Saturday, June 28, 2008

Bees in the Corn

This morning I did a hive entry check because last night, while I was sitting on the porch as a thunderstorm went right around us, AGAIN, I thought I noticed fewer bees hanging on the front of hive number 1. Fewer bees could have been caused by the cool, damp breeze blowing in or it could be a sign of trouble. Anyway, I stood around in front of the hives today and I saw lots and lots of bees with enormous panniers of pollen. See the little yellow pocket to the right of the bee. Go ahead, click the picture for a better look.

I did a quick look around and realized the corn had bloomed and the bees were sneaking over the fence to partake. The bees love this stuff, though harvesting corn pollen has no economic benefit since corn self-pollinates.

Hold up a minute. Let me climb on my stump.

Many commercial beekeepers forget this important, natural step in the hive year. When the beekeepers become paid pollinators for crops requiring insect pollination, the needs of the bees are neglected. Years ago, bees were more viable because there were more backyard keepers and farmers who kept their own pollination hives, which allows them to stay on the property for the entire year. During the stationary hive year, the bees are allowed to forage for the nutrients needed to keep healthy, while those on the road are fed inferior replacements.

If we let the bees gather corn pollen, would we be any better off? With all the genetically modified corn out there, I'm wondering if the bees need to be left to their own devices. Could the genetically altered corn be the one thing that is killing the bees?

We grow only organic, non GMO, corn here, so I let (like I am in full control of all my 120,000 plus bees) my bees eat all they want, but I do wonder about the other, not so lucky bees (I'm also lucky, none of my neighbors are corn growers). If corn is genetically altered to produce Bt in the pollen, which it is, then is not the pollen an insecticide?

Perhaps cheap corn isn't as cheap as it seems.

6 comments:

m~ said...

I never thought that bees would gathering genetically modified vegetable pollen, nor have I even given any thought how it would affect them. Thanks for getting up on that ole stump of yours!

ZILLA said...

I honestly can not remember the last time I saw a honey bee, let alone a honey bee with pollen-laden panniers; just wasps and hornets and the occasional bumble.

I am SO intrigued.

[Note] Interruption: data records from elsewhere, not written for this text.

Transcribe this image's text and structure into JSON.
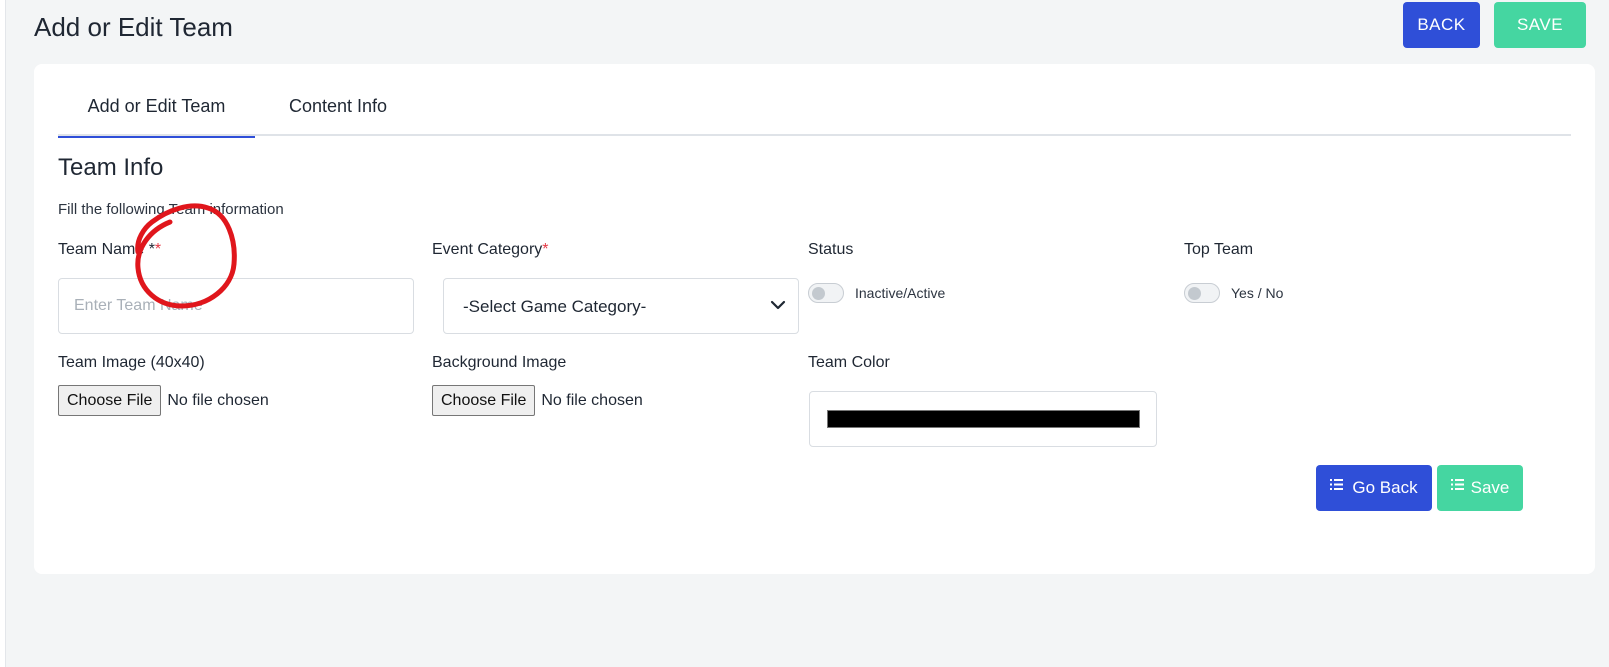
{
  "header": {
    "title": "Add or Edit Team",
    "back_label": "BACK",
    "save_label": "SAVE"
  },
  "tabs": [
    {
      "label": "Add or Edit Team",
      "active": true
    },
    {
      "label": "Content Info",
      "active": false
    }
  ],
  "form": {
    "section_title": "Team Info",
    "section_subtitle": "Fill the following Team information",
    "team_name": {
      "label": "Team Name *",
      "required_mark": "*",
      "placeholder": "Enter Team Name",
      "value": ""
    },
    "event_category": {
      "label": "Event Category",
      "required_mark": "*",
      "selected": "-Select Game Category-"
    },
    "status": {
      "label": "Status",
      "toggle_text": "Inactive/Active",
      "on": false
    },
    "top_team": {
      "label": "Top Team",
      "toggle_text": "Yes / No",
      "on": false
    },
    "team_image": {
      "label": "Team Image (40x40)",
      "button": "Choose File",
      "file_status": "No file chosen"
    },
    "background_image": {
      "label": "Background Image",
      "button": "Choose File",
      "file_status": "No file chosen"
    },
    "team_color": {
      "label": "Team Color",
      "value": "#000000"
    }
  },
  "actions": {
    "go_back_label": "Go Back",
    "save_label": "Save"
  },
  "colors": {
    "primary": "#2f4fd8",
    "success": "#45d6a1",
    "required": "#e53945",
    "annotation": "#e0161c"
  },
  "icons": {
    "select": "chevron-down-icon",
    "buttons": "list-icon"
  }
}
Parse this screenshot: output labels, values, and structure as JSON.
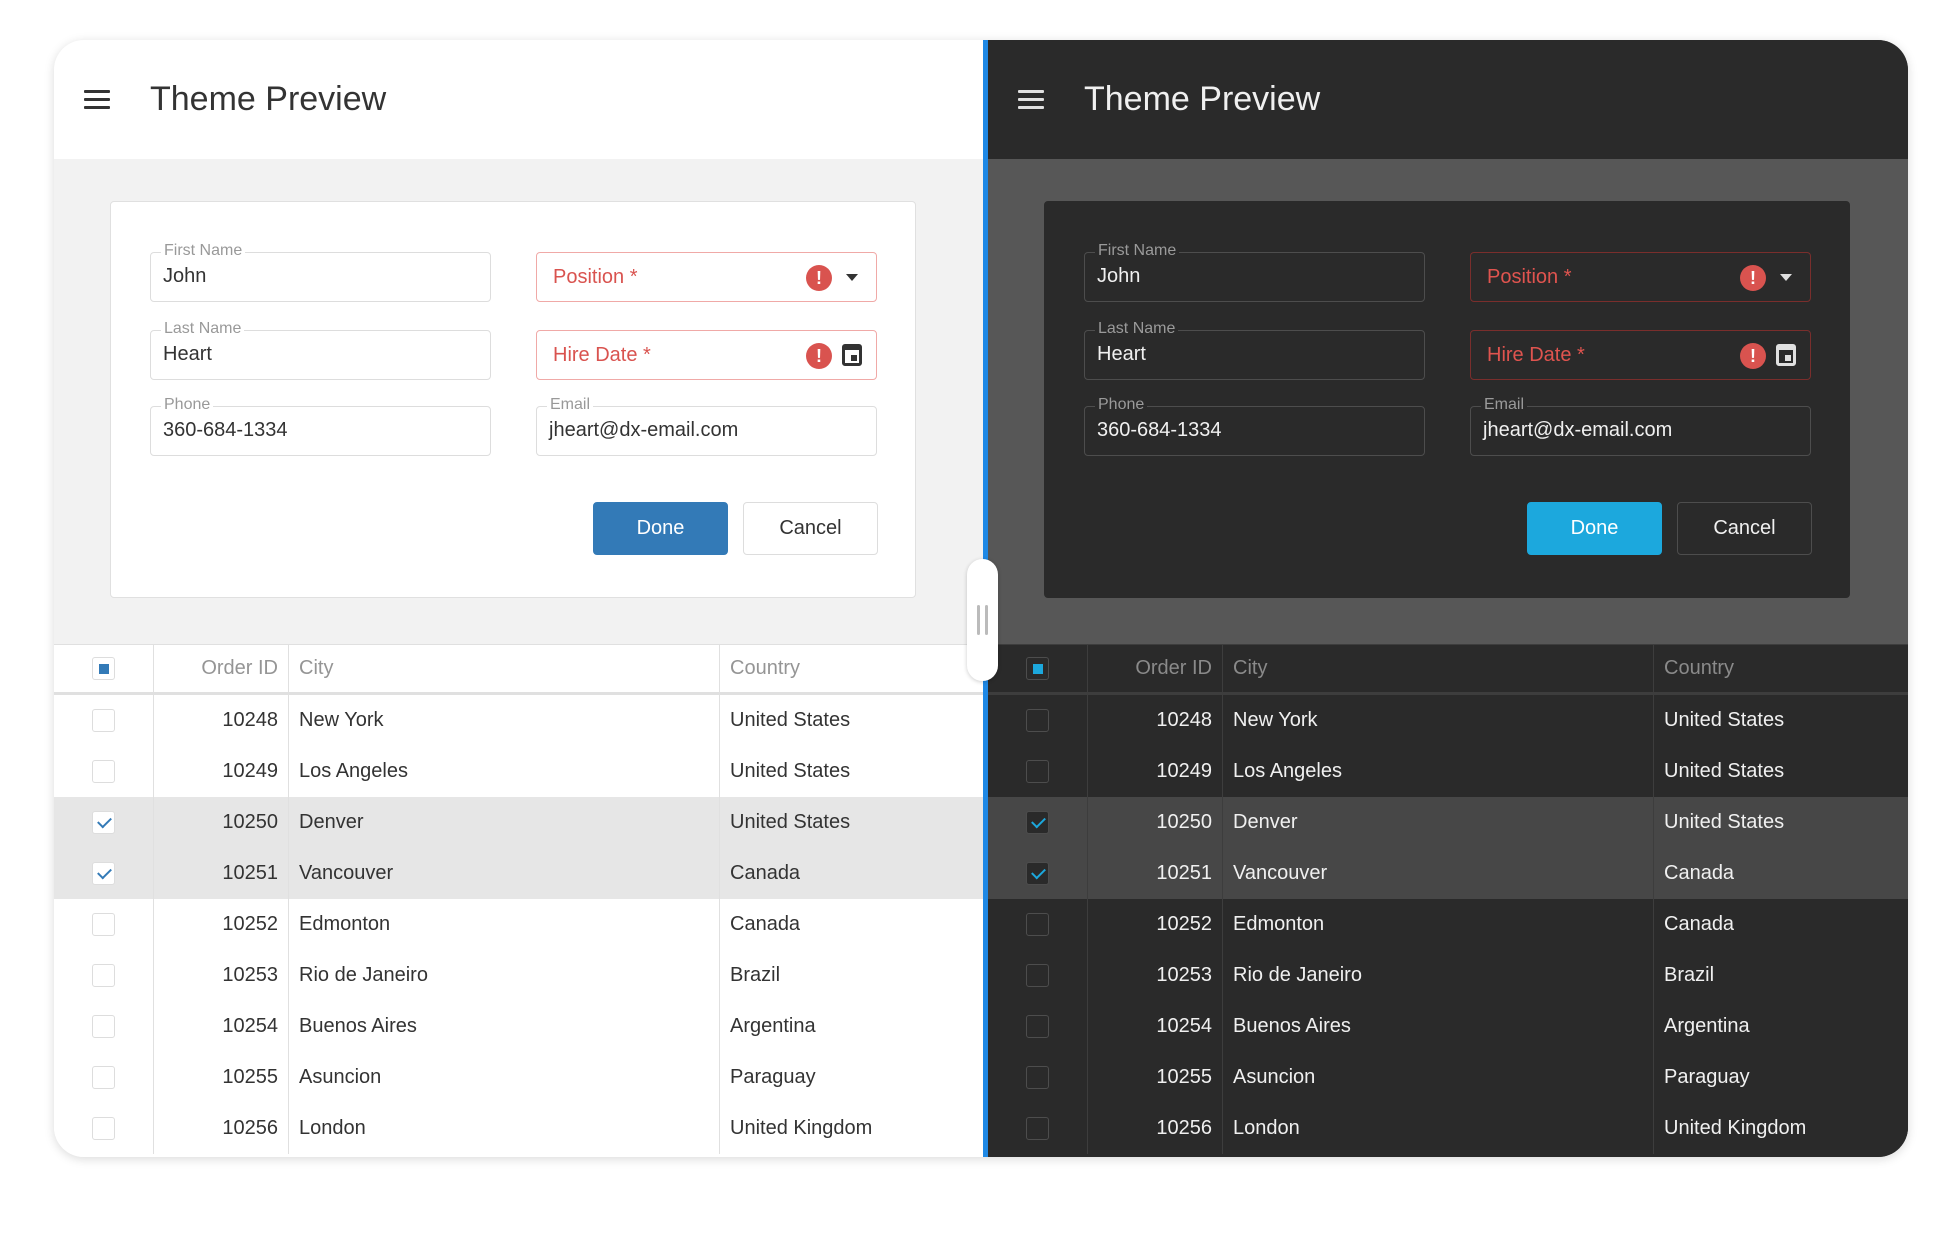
{
  "panels": [
    {
      "theme": "light",
      "title": "Theme Preview",
      "colors": {
        "header_bg": "#ffffff",
        "body_bg": "#f2f2f2",
        "form_bg": "#ffffff",
        "form_border": "#e0e0e0",
        "text": "#333333",
        "label": "#999999",
        "field_border": "#dddddd",
        "error": "#d9534f",
        "error_border": "#f0a9a7",
        "accent": "#337ab7",
        "done_text": "#ffffff",
        "cancel_bg": "#ffffff",
        "cancel_border": "#dddddd",
        "grid_bg": "#ffffff",
        "grid_line": "#e0e0e0",
        "header_text": "#959595",
        "selected_bg": "#e6e6e6",
        "cb_border": "#dddddd",
        "cb_bg": "#ffffff",
        "icon": "#333333"
      }
    },
    {
      "theme": "dark",
      "title": "Theme Preview",
      "colors": {
        "header_bg": "#2a2a2a",
        "body_bg": "#575757",
        "form_bg": "#2a2a2a",
        "form_border": "#2a2a2a",
        "text": "#f0f0f0",
        "label": "#9a9a9a",
        "field_border": "#4d4d4d",
        "error": "#e0544f",
        "error_border": "#7a2e2c",
        "accent": "#1ca8dd",
        "done_text": "#ffffff",
        "cancel_bg": "#2a2a2a",
        "cancel_border": "#4d4d4d",
        "grid_bg": "#2a2a2a",
        "grid_line": "#3d3d3d",
        "header_text": "#8a8a8a",
        "selected_bg": "#474747",
        "cb_border": "#4d4d4d",
        "cb_bg": "#2a2a2a",
        "icon": "#e0e0e0"
      }
    }
  ],
  "form": {
    "first_name": {
      "label": "First Name",
      "value": "John"
    },
    "last_name": {
      "label": "Last Name",
      "value": "Heart"
    },
    "phone": {
      "label": "Phone",
      "value": "360-684-1334"
    },
    "email": {
      "label": "Email",
      "value": "jheart@dx-email.com"
    },
    "position": {
      "placeholder": "Position *",
      "error_icon": "!"
    },
    "hire_date": {
      "placeholder": "Hire Date *",
      "error_icon": "!"
    },
    "done_label": "Done",
    "cancel_label": "Cancel"
  },
  "grid": {
    "columns": [
      "Order ID",
      "City",
      "Country"
    ],
    "rows": [
      {
        "id": "10248",
        "city": "New York",
        "country": "United States",
        "selected": false
      },
      {
        "id": "10249",
        "city": "Los Angeles",
        "country": "United States",
        "selected": false
      },
      {
        "id": "10250",
        "city": "Denver",
        "country": "United States",
        "selected": true
      },
      {
        "id": "10251",
        "city": "Vancouver",
        "country": "Canada",
        "selected": true
      },
      {
        "id": "10252",
        "city": "Edmonton",
        "country": "Canada",
        "selected": false
      },
      {
        "id": "10253",
        "city": "Rio de Janeiro",
        "country": "Brazil",
        "selected": false
      },
      {
        "id": "10254",
        "city": "Buenos Aires",
        "country": "Argentina",
        "selected": false
      },
      {
        "id": "10255",
        "city": "Asuncion",
        "country": "Paraguay",
        "selected": false
      },
      {
        "id": "10256",
        "city": "London",
        "country": "United Kingdom",
        "selected": false
      }
    ]
  },
  "divider_color": "#1e88e5"
}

I'm off to research whether or not New Zealand is experiencing much colony collapse disorder, as I understand they work pretty darn hard in that country to keep GMO crops OUT.

It makes sense that the issue has to do with the food supply rather than with cell phone towers. If that's the case, I'd bet dollars to Krsipy Kremes that someone has figured it out and the facts are being withheld due to some skee-jawed notion of "economic interests."

Have you looked into this yet, outside of your own back yard?

Good eye, W.

Wisteria said...

I honestly just had the thought yesterday. Last year I noticed how greedily my bees foraged the corn, but hadn't thought about the implications of the GMOs. Just this week I read an article about the GMO corn affecting the monarch and when my bees were being so greedy, I thought it could be a possibility. I, too, will research.

Melora said...

Great picture!
I didn't realize that there was an alternative To bees being left to their own devices. I thought they just went out and collected pollen from whatever was in the area. But your idea about the genetically modified corn (which I assume is modified to be in some way unappealing to insects?) is interesting!

Angela said...

Thought provoking post. I think I will be picking your brain when I am teaching hte lessons on honeybees and ecology this year in my science class! We need to make the kids aware!

Kate in NJ said...

Thanks for hopping up on your stump...I haven't seen a single honey bee around here either.